Cette matière est susceptible de plus grands développemens, je le sais ; mais ce n’est pas l’étendue du sujet qui doit nous prescrire des bornes, car quel sujet ne porte pas ses ramifications jusqu’à l’infini ? C’est la nature du plan particulier que nous nous sommes tracé, et le seul point de vue sous lequel nous le considérons, qui doivent marquer le terme de nos recherches.


  1. Je ne crois pas que cette derniers expression fût Admise en français.

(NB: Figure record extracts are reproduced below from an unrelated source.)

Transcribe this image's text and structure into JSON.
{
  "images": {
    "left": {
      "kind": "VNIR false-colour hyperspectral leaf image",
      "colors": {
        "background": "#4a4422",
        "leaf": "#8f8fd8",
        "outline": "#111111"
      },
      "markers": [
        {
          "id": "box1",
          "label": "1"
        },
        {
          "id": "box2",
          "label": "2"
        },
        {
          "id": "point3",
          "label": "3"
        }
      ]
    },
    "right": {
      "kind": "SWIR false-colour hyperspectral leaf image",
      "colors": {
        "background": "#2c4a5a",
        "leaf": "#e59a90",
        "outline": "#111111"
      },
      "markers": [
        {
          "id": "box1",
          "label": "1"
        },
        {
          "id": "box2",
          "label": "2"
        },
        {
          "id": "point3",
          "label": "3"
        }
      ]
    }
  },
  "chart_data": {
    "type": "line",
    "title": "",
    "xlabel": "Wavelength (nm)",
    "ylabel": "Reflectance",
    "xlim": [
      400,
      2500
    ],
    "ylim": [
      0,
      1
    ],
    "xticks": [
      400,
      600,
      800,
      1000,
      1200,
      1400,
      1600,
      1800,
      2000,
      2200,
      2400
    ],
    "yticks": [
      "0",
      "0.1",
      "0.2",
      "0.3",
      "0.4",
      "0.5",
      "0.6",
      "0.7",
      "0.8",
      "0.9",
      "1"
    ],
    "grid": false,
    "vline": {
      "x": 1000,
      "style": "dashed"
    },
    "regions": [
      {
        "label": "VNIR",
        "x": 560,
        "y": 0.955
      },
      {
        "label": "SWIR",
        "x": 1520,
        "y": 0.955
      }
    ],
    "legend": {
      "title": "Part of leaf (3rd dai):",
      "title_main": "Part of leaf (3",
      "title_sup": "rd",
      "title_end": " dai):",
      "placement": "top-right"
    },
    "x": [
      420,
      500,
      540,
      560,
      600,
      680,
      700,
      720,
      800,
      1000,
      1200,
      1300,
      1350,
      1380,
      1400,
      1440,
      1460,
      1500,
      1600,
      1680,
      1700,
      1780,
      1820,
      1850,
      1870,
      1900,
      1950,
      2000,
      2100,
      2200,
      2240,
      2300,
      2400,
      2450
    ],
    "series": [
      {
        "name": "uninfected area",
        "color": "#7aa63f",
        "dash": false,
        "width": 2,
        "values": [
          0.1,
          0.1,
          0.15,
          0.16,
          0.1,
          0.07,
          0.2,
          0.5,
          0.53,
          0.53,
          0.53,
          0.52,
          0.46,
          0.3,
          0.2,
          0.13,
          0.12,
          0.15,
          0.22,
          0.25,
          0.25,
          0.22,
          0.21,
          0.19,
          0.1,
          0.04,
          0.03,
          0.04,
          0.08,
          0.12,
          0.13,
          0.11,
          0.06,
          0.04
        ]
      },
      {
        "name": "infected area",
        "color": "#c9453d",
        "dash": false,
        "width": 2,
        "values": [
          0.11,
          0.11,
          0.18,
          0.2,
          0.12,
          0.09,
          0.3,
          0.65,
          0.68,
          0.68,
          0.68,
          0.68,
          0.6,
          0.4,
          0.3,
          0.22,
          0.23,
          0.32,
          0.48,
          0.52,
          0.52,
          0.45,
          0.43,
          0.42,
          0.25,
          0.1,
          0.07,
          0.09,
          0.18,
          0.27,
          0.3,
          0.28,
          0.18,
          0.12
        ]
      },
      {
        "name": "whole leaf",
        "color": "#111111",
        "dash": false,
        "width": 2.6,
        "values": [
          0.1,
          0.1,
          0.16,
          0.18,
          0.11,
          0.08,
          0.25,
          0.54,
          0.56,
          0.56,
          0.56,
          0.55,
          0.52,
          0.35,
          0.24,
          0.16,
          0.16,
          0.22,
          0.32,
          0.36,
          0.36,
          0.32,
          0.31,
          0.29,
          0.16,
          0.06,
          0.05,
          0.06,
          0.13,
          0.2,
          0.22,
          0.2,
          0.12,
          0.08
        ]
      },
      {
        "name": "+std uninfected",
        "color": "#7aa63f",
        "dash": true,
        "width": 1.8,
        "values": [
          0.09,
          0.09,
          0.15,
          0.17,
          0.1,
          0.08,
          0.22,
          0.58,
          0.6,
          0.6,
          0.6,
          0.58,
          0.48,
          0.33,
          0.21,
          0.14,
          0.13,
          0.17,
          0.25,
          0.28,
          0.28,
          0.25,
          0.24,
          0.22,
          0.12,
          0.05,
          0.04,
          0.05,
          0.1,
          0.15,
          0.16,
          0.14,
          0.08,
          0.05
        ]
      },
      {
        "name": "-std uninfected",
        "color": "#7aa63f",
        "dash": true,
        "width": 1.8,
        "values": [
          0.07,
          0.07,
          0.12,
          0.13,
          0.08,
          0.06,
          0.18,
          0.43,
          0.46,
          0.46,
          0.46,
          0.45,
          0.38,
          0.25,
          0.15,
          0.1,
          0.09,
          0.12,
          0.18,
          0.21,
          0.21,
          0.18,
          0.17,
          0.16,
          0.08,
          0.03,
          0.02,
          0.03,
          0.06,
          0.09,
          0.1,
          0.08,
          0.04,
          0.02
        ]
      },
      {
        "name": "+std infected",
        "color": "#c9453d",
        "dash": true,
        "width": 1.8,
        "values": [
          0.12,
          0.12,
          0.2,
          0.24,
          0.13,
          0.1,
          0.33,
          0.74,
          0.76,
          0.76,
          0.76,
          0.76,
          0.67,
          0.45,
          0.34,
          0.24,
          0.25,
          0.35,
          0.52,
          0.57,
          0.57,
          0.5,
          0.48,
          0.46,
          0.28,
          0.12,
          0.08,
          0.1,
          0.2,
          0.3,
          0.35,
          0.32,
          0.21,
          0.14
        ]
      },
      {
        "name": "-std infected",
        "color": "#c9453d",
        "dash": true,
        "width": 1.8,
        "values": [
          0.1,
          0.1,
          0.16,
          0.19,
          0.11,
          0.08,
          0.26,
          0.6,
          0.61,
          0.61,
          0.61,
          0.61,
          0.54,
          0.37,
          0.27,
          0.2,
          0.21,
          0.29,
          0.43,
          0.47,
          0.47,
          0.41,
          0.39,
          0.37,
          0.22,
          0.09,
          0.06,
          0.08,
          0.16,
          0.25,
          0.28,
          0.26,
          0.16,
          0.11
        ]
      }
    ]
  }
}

  2. Oignons marins fort âcres.
  3. « Au lieu que ce qu’on appelle esprit ( dit Locke) consiste pour l’ordinaire à assembler des idées, et à joindre promptement, et avec une agréable variété celles en qui on peut observer quelque ressemblance ou quelque rapport, pour en faire de belles peintures qui divertissent et frappent agréablement l’imagination ; au contraire le jugement consiste à distinguer exactement une idée d’avec un autre, si l’on peut y trouver la moindre différence, afin d’éviter qu’une similitude ou quelque affinité ne nous donne le change en nous faisant prendre une chose pour l’autre. »
  4. Mon cœur faible est percé des traits les plus légers, et voilà pourquoi j’aime, pourquoi j’aimerai toujours.